Once they were dry, we gathered all the fossils and dinosaurs we had used and we played a matching game!


T was really into the fossils and was talking about them all of that day and the next.  When he came down for breakfast he ran to get them and started matching them again.

So that evening, I made some “surprise fossils” for him, with some objects from around the house.  The next day, I hid them in some soil with the objects that matched.


He enjoyed digging and coming across the different fossils and objects.
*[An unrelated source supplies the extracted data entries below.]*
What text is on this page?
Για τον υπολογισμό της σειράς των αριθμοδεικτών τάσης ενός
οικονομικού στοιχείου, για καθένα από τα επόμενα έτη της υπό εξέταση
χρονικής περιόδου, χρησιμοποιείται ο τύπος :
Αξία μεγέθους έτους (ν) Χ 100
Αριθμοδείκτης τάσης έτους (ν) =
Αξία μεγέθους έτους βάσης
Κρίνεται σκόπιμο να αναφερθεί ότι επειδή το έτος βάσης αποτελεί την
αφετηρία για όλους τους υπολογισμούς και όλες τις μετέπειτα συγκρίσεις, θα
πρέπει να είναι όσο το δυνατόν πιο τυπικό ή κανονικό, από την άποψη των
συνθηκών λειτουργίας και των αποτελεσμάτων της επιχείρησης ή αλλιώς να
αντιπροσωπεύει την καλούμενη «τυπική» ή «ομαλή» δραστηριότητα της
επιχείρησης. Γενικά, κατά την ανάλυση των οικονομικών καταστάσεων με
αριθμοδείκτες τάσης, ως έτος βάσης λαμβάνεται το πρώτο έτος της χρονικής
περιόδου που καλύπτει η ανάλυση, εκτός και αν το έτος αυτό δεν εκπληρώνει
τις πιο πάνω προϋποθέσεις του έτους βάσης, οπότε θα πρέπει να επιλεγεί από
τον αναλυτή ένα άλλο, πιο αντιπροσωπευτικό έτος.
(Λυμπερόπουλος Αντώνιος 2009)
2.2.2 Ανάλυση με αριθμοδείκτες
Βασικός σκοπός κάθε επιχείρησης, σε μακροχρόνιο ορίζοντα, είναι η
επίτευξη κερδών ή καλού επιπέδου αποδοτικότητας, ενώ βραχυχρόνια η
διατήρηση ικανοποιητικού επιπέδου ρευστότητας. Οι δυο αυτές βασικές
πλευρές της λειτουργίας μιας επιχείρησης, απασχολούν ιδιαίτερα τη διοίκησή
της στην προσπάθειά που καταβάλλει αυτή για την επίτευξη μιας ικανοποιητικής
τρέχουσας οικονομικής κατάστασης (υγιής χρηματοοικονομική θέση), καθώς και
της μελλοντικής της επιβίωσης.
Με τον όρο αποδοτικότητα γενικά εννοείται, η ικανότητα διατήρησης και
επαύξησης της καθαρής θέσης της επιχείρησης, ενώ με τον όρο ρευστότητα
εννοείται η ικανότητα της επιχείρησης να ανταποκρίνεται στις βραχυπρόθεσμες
Once he had found them all, he brushed the soil off with a paintbrush:


Then he arranged them in a line and matched the objects to their prints:


We enjoyed doing this activity with clay, but there are so many other fun materials you could choose. A good alternative (which I just couldn’t find in the shops) is white air-drying clay. And there are plenty of brilliant, resourceful mum bloggers who have done it with different types of salt-dough too. There is a simple online fossil dough recipe here.  There are loads of other “fossil dough” ideas on pinterest that are worth having a look at.

Thank you for stopping by to read this. I hope you and your little one are having fun today!